Friday, September 14, 2018

IT Carlow: Short Notes, The First Two Days

I feel a bit like I've been blindfolded and I'm trying to make my way through the days, but every time I bump into someone I feel ashamed. And it seems as though others are calling back to me, irritably, to keep up, but I just keep bumping into people and it feels as though every day teaches me the same lesson that I'm bad at talking to people... or understanding what I am supposed to do.
- Thursday 13, September (first day of classes)
The first crowded class of our crowded day, I step into the crowded room and spot a scant few open seats. Only one near the front, and when I approached it, the student sitting beside slid her bag over and lifted the folding seat to block me. Incensed, I went elsewhere, and watched...
When another new arrival scanned the room and approached that place, she moved her bag aside.
-Friday 14, September

I have connected with counselling services on campus and may wind up regularly seeing one of the counsellors here on Thursday afternoons. I have also begun reading The Leadership Skills Handbook: 90 Essential Skills You Need to Be a Leader, by Jo Owen. It has made a truly excellent first impression, with wise reminders, some frank insights that I had not thought about before and a great deal of wit. It is broken into very short, succinct sections which makes it easy to cover a whole section even if I only have five or ten minutes, and makes it easy and inviting to keep reading one more bit. Reading the first handful of sections on Thursday really cheered me up by reminding me that the courage to try things even when I don't know how I'm supposed to go about them is a strength, and that I am not the only person for whom that takes courage.

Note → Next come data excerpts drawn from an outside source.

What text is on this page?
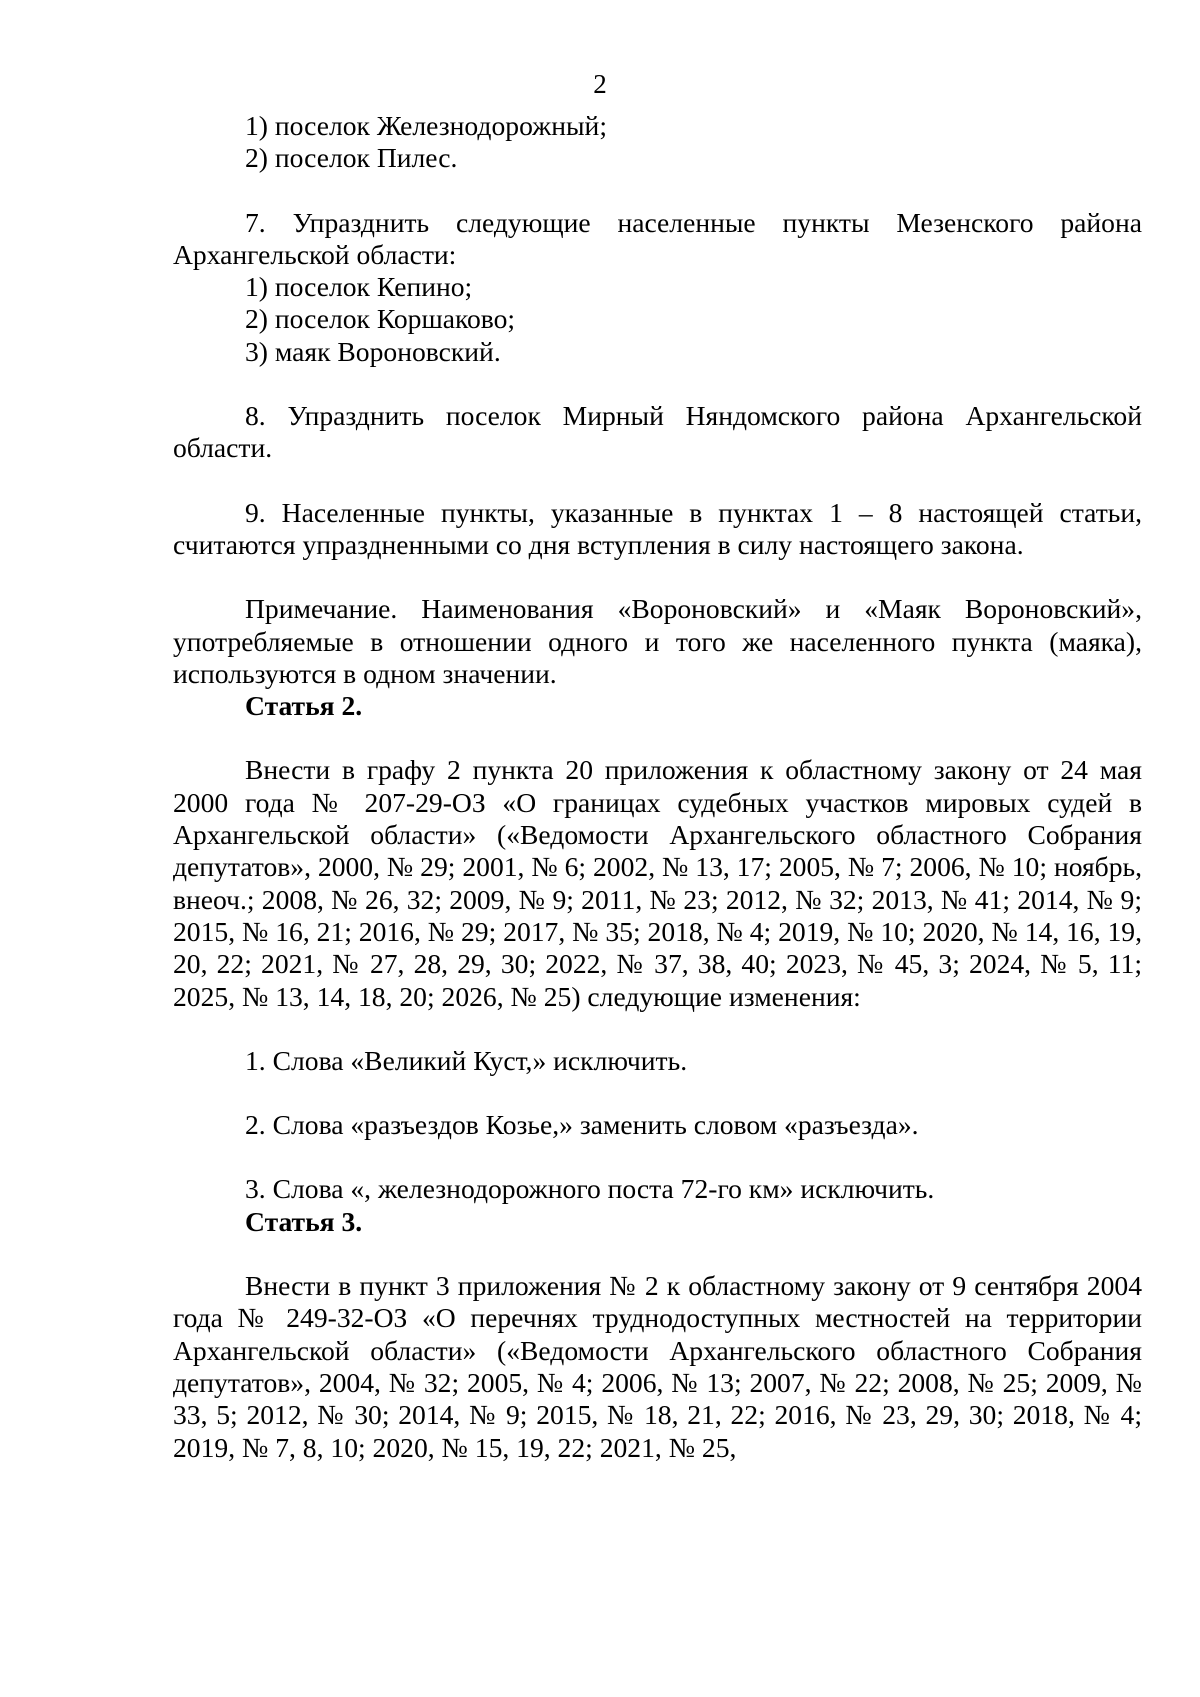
2
1) поселок Железнодорожный;
2) поселок Пилес.
7. Упразднить следующие населенные пункты Мезенского района Архангельской области:
1) поселок Кепино;
2) поселок Коршаково;
3) маяк Вороновский.
8. Упразднить поселок Мирный Няндомского района Архангельской области.
9. Населенные пункты, указанные в пунктах 1 – 8 настоящей статьи, считаются упраздненными со дня вступления в силу настоящего закона.
Примечание. Наименования «Вороновский» и «Маяк Вороновский», употребляемые в отношении одного и того же населенного пункта (маяка), используются в одном значении.
Статья 2.
Внести в графу 2 пункта 20 приложения к областному закону от 24 мая 2000 года № 207-29-ОЗ «О границах судебных участков мировых судей в Архангельской области» («Ведомости Архангельского областного Собрания депутатов», 2000, № 29; 2001, № 6; 2002, № 13, 17; 2005, № 7; 2006, № 10; ноябрь, внеоч.; 2008, № 26, 32; 2009, № 9; 2011, № 23; 2012, № 32; 2013, № 41; 2014, № 9; 2015, № 16, 21; 2016, № 29; 2017, № 35; 2018, № 4; 2019, № 10; 2020, № 14, 16, 19, 20, 22; 2021, № 27, 28, 29, 30; 2022, № 37, 38, 40; 2023, № 45, 3; 2024, № 5, 11; 2025, № 13, 14, 18, 20; 2026, № 25) следующие изменения:
1. Слова «Великий Куст,» исключить.
2. Слова «разъездов Козье,» заменить словом «разъезда».
3. Слова «, железнодорожного поста 72-го км» исключить.
Статья 3.
Внести в пункт 3 приложения № 2 к областному закону от 9 сентября 2004 года № 249-32-ОЗ «О перечнях труднодоступных местностей на территории Архангельской области» («Ведомости Архангельского областного Собрания депутатов», 2004, № 32; 2005, № 4; 2006, № 13; 2007, № 22; 2008, № 25; 2009, № 33, 5; 2012, № 30; 2014, № 9; 2015, № 18, 21, 22; 2016, № 23, 29, 30; 2018, № 4; 2019, № 7, 8, 10; 2020, № 15, 19, 22; 2021, № 25,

It is too easy to be overwhelmed and caught up in the mistakes, and forget to value the process of learning and finding one's way that demands making some mistakes. Maybe I am not bad at talking to people; being a foreign student, even speaking the same language, is simply hard. That doesn't account for all of my recent mistakes, however, and it still shocks my system and my blood pressure to be intentionally kept at a distance by fellow students at school with gestures of disrespect... even, perhaps, repulsion. I had hoped I was done with that.